HACİVAT: Oooo! Karagöz’üm sen hazırsın anlaşılan. Bak ben de davul aldım, sahur vakti için çalıcam.
KARAGÖZ: Ne! Hırsızlık mı yapıcan? Aman Hacı cav cav hiç yakıştıramadım sana!
HACİVAT: :Yanlış anladın Karagöz’üm, sahur vakti davul çalacağım, mani söyleyeceğim ki insanlar sahura yemek yemeğe kalksın.
KARAGÖZ: Sen mani biliyor musun sanki?
HACİVAT: Bak söyleyeyim de dinle;
Gümbede güm güm gümbede güm
Ramazan geldi hoş geldi,
Elleri kolları dolu geldi!
Gümbede güm güm gümbede güm!
On bir ayın sultanı,
Huzur, bereket geldi!!
Gümbede güm güm gümbede güm!
Nasıl güzel olmuş mu?
KARAGÖZ: Bahçenin gülleri mi solmuş. Aman Hacı cav cav bırak bahçeyi, gülleri.
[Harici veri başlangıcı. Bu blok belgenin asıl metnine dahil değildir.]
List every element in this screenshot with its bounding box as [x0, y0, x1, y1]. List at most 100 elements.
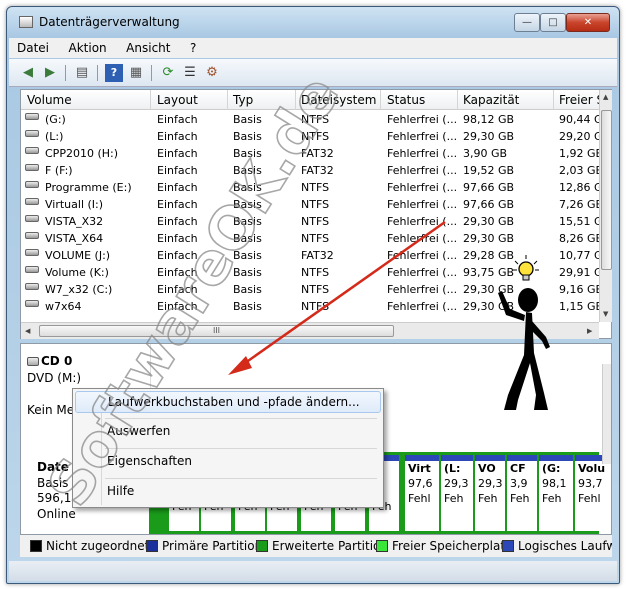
cd-media: Kein Me	[27, 403, 75, 417]
partition-status: Fehl	[408, 492, 431, 505]
rescan-icon[interactable]: ⚙	[203, 64, 221, 82]
table-cell: Basis	[233, 130, 262, 143]
disk-name: Date	[37, 460, 69, 474]
table-row[interactable]: VISTA_X32 Einfach Basis NTFS Fehlerfrei (...…	[21, 214, 603, 231]
legend-swatch	[30, 540, 42, 552]
context-menu: Laufwerkbuchstaben und -pfade ändern... …	[72, 388, 384, 508]
vertical-scroll-thumb[interactable]	[601, 110, 612, 270]
table-cell: Fehlerfrei (...	[387, 266, 458, 279]
table-cell: 1,92 GB	[559, 147, 604, 160]
properties-view-icon[interactable]: ▦	[127, 64, 145, 82]
partition-size: 3,9	[510, 477, 528, 490]
partition-size: 98,1	[542, 477, 567, 490]
col-status[interactable]: Status	[387, 93, 425, 107]
refresh-icon[interactable]: ⟳	[159, 64, 177, 82]
partition-status: Feh	[478, 492, 498, 505]
disk-vertical-scrollbar[interactable]	[602, 364, 611, 464]
drive-icon	[25, 147, 39, 154]
col-freier-speicher[interactable]: Freier S	[559, 93, 604, 107]
partition-block[interactable]: CF 3,9 Feh	[507, 455, 537, 531]
drive-icon	[25, 249, 39, 256]
partition-size: 97,6	[408, 477, 433, 490]
table-cell: NTFS	[301, 198, 330, 211]
table-cell: 12,86 G	[559, 181, 603, 194]
col-typ[interactable]: Typ	[233, 93, 253, 107]
partition-size: 29,3	[478, 477, 503, 490]
table-cell: Basis	[233, 232, 262, 245]
horizontal-scroll-thumb[interactable]: III	[39, 325, 394, 337]
legend-label: Freier Speicherplatz	[392, 539, 512, 553]
table-row[interactable]: Virtuall (I:) Einfach Basis NTFS Fehlerfrei …	[21, 197, 603, 214]
table-cell: Einfach	[157, 249, 198, 262]
partition-block[interactable]: (G: 98,1 Feh	[539, 455, 573, 531]
drive-icon	[25, 266, 39, 273]
cd-name-label: CD 0	[41, 354, 73, 368]
legend-item: Erweiterte Partition	[256, 539, 388, 553]
legend-label: Primäre Partition	[162, 539, 263, 553]
table-cell: 97,66 GB	[463, 198, 515, 211]
minimize-button[interactable]: —	[514, 13, 540, 32]
drive-icon	[25, 215, 39, 222]
menu-item-properties[interactable]: Eigenschaften	[75, 451, 381, 473]
col-kapazitaet[interactable]: Kapazität	[463, 93, 519, 107]
table-cell: FAT32	[301, 249, 334, 262]
table-cell: Einfach	[157, 283, 198, 296]
menu-ansicht[interactable]: Ansicht	[118, 38, 178, 58]
list-header: Volume Layout Typ Dateisystem Status Kap…	[21, 90, 604, 110]
close-button[interactable]: ✕	[566, 13, 610, 32]
table-cell: NTFS	[301, 266, 330, 279]
partition-block[interactable]: (L: 29,3 Feh	[441, 455, 473, 531]
title-bar[interactable]: Datenträgerverwaltung — □ ✕	[7, 7, 619, 37]
drive-icon	[25, 113, 39, 120]
properties-icon[interactable]: ☰	[181, 64, 199, 82]
table-cell: 98,12 GB	[463, 113, 515, 126]
partition-block[interactable]: Volu 93,7 Fehl	[575, 455, 611, 531]
menu-item-change-drive-letter[interactable]: Laufwerkbuchstaben und -pfade ändern...	[75, 391, 381, 413]
menu-item-help[interactable]: Hilfe	[75, 481, 381, 503]
table-cell: Einfach	[157, 300, 198, 313]
drive-icon	[25, 232, 39, 239]
table-cell: 8,26 GB	[559, 232, 604, 245]
col-dateisystem[interactable]: Dateisystem	[301, 93, 376, 107]
table-row[interactable]: VISTA_X64 Einfach Basis NTFS Fehlerfrei (...…	[21, 231, 603, 248]
partition-block[interactable]: VO 29,3 Feh	[475, 455, 505, 531]
table-cell: 1,15 GB	[559, 300, 604, 313]
menu-help[interactable]: ?	[182, 38, 204, 58]
legend-item: Nicht zugeordnet	[30, 539, 149, 553]
menu-datei[interactable]: Datei	[9, 38, 57, 58]
menu-item-eject[interactable]: Auswerfen	[75, 421, 381, 443]
table-row[interactable]: CPP2010 (H:) Einfach Basis FAT32 Fehlerfrei …	[21, 146, 603, 163]
vertical-scrollbar[interactable]: ▲ ▼	[599, 90, 612, 322]
table-row[interactable]: Programme (E:) Einfach Basis NTFS Fehlerfrei…	[21, 180, 603, 197]
maximize-button[interactable]: □	[540, 13, 566, 32]
legend-swatch	[256, 540, 268, 552]
table-row[interactable]: (G:) Einfach Basis NTFS Fehlerfrei (... 98,12…	[21, 112, 603, 129]
legend-label: Nicht zugeordnet	[46, 539, 150, 553]
forward-icon[interactable]: ▶	[41, 64, 59, 82]
table-row[interactable]: F (F:) Einfach Basis FAT32 Fehlerfrei (... 19…	[21, 163, 603, 180]
partition-name: (G:	[542, 462, 561, 475]
table-row[interactable]: (L:) Einfach Basis NTFS Fehlerfrei (... 29,30…	[21, 129, 603, 146]
table-cell: NTFS	[301, 181, 330, 194]
table-cell: Fehlerfrei (...	[387, 215, 458, 228]
col-volume[interactable]: Volume	[27, 93, 72, 107]
table-cell: 7,26 GB	[559, 198, 604, 211]
legend-swatch	[502, 540, 514, 552]
toolbar: ◀ ▶ ▤ ? ▦ ⟳ ☰ ⚙	[9, 59, 617, 87]
table-cell: Fehlerfrei (...	[387, 147, 458, 160]
legend: Nicht zugeordnet Primäre Partition Erweite…	[20, 535, 612, 557]
menu-aktion[interactable]: Aktion	[61, 38, 115, 58]
menu-bar: Datei Aktion Ansicht ?	[9, 38, 617, 58]
table-cell: Einfach	[157, 198, 198, 211]
table-cell: Volume (K:)	[45, 266, 109, 279]
table-cell: Einfach	[157, 215, 198, 228]
table-cell: Basis	[233, 181, 262, 194]
help-icon[interactable]: ?	[105, 64, 123, 82]
back-icon[interactable]: ◀	[19, 64, 37, 82]
col-layout[interactable]: Layout	[157, 93, 198, 107]
table-cell: 15,51 G	[559, 215, 603, 228]
partition-block[interactable]: Virt 97,6 Fehl	[405, 455, 439, 531]
list-view-icon[interactable]: ▤	[73, 64, 91, 82]
table-cell: Einfach	[157, 147, 198, 160]
table-cell: 29,30 GB	[463, 215, 515, 228]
Ramazan geldi Ramazan! Akşama teravih namazı var unutma!
HACİVAT: Yahu Karagöz’üm ne bahçesi ne gülü! Tabii ben de teraviye gideceğim. Camiler de ışıl ışıl olmuş, minarelere mahyalar asılmış.
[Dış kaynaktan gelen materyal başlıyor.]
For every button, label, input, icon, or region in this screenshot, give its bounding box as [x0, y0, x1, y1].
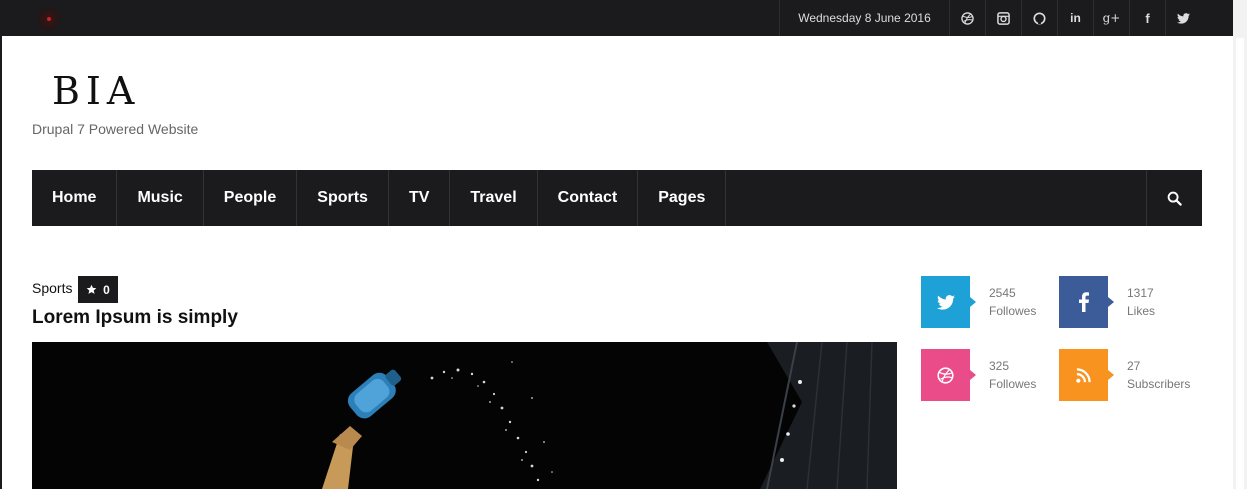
twitter-icon[interactable] — [921, 276, 976, 328]
search-icon[interactable] — [1146, 170, 1202, 226]
dribbble-counter[interactable]: 325 Followes — [921, 349, 1056, 401]
article-image[interactable] — [32, 342, 897, 489]
facebook-count: 1317 — [1127, 286, 1154, 300]
dribbble-label: Followes — [989, 377, 1037, 391]
loading-indicator — [36, 6, 62, 32]
facebook-label: Likes — [1127, 304, 1156, 318]
rss-icon[interactable] — [1059, 349, 1114, 401]
linkedin-icon[interactable]: in — [1057, 0, 1093, 36]
rating-badge: 0 — [78, 276, 118, 303]
scrollbar-thumb[interactable] — [1236, 38, 1244, 489]
facebook-icon[interactable] — [1059, 276, 1114, 328]
article-category[interactable]: Sports — [32, 280, 72, 296]
rss-counter[interactable]: 27 Subscribers — [1059, 349, 1194, 401]
nav-item-contact[interactable]: Contact — [538, 170, 639, 226]
rating-count: 0 — [103, 282, 110, 297]
nav-item-sports[interactable]: Sports — [297, 170, 389, 226]
main-navigation: Home Music People Sports TV Travel Conta… — [32, 170, 1202, 226]
topbar-social-links: in g+ f — [949, 0, 1201, 36]
instagram-icon[interactable] — [985, 0, 1021, 36]
nav-item-people[interactable]: People — [204, 170, 298, 226]
rss-count: 27 — [1127, 359, 1141, 373]
twitter-icon[interactable] — [1165, 0, 1201, 36]
google-plus-icon[interactable]: g+ — [1093, 0, 1129, 36]
dribbble-count: 325 — [989, 359, 1010, 373]
site-tagline: Drupal 7 Powered Website — [32, 121, 199, 137]
facebook-counter[interactable]: 1317 Likes — [1059, 276, 1194, 328]
article-title[interactable]: Lorem Ipsum is simply — [32, 307, 238, 329]
top-bar: Wednesday 8 June 2016 in g+ f — [0, 0, 1233, 36]
dribbble-icon[interactable] — [949, 0, 985, 36]
twitter-count: 2545 — [989, 286, 1016, 300]
github-icon[interactable] — [1021, 0, 1057, 36]
loading-dot — [47, 17, 51, 21]
star-icon — [86, 284, 97, 294]
facebook-icon[interactable]: f — [1129, 0, 1165, 36]
nav-item-travel[interactable]: Travel — [450, 170, 538, 226]
site-logo[interactable]: BIA — [52, 72, 140, 110]
facebook-text: f — [1145, 10, 1150, 26]
nav-item-music[interactable]: Music — [117, 170, 204, 226]
twitter-counter[interactable]: 2545 Followes — [921, 276, 1056, 328]
nav-item-tv[interactable]: TV — [389, 170, 451, 226]
current-date: Wednesday 8 June 2016 — [779, 0, 949, 36]
scrollbar[interactable] — [1233, 0, 1247, 489]
dribbble-icon[interactable] — [921, 349, 976, 401]
google-plus-text: g+ — [1102, 11, 1121, 25]
nav-item-pages[interactable]: Pages — [638, 170, 727, 226]
page-content: BIA Drupal 7 Powered Website Home Music … — [2, 36, 1233, 489]
linkedin-text: in — [1070, 11, 1081, 25]
nav-item-home[interactable]: Home — [32, 170, 118, 226]
twitter-label: Followes — [989, 304, 1037, 318]
rss-label: Subscribers — [1127, 377, 1191, 391]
KARAGÖZ: Kimin sakalına çöp takılmış?
HACİVAT: Mahya diyorum camilere mahya asılmış.
KARAGÖZ: Ne yazılmış mahyaya?
HACİVAT: “Hoş geldin ya şehri Ramazan” yazılmış. Görsen ne güzel olmuş; çok seviyorum Ramazan gecelerini.
KARAGÖZ: Ramazan sevilmez mi Hacivat Çelebi. Ama yardım etmek gerekir yoksula, hadi boşalt bakalım ceplerini.
Kaynak: ReformTürk http://www.reformturk.com/piyesler/69694-hacivat-karagoz.html#post134198
HACİVAT: Doğru söyledin be Karagöz’üm. Yoksullar için güzel bir yardım düşünelim ne dersin?
KARAGÖZ: Yarın mahalledeki yoksullara iftar yemeği verelim.
HACİVAT: Tamam olur, bizim Hanım çok güzel börek açar.
KARAGÖZ: Bizim Hanım da evini açar.
( Hacivat çok sevinir, sevinçten nara atar, bir yandan da davulu çalar.)
HACİVAT: Amaannn bana bir eğlence yar bana bir eğlence!!!!
KARAGÖZ: Ne bağırıyorsun Hacı cav cav kulağımın dibinde? Haydi ben gidiyorum Hanımla alışverişe çıkacağız bugün.
HACİVAT: Oooo! Maşallah efendim, alışverişiniz bereketli olsun.
KARAGÖZ: Senin kafana tokmak vurulsun!
HACİVAT: Öyle demedim Karagöz’üm, haydi ben tutmayayım seni. Akşama görüşürüz teravihte.
KARAGÖZ: Sen sallan beşikte! Hanım bekler beni alışverişte!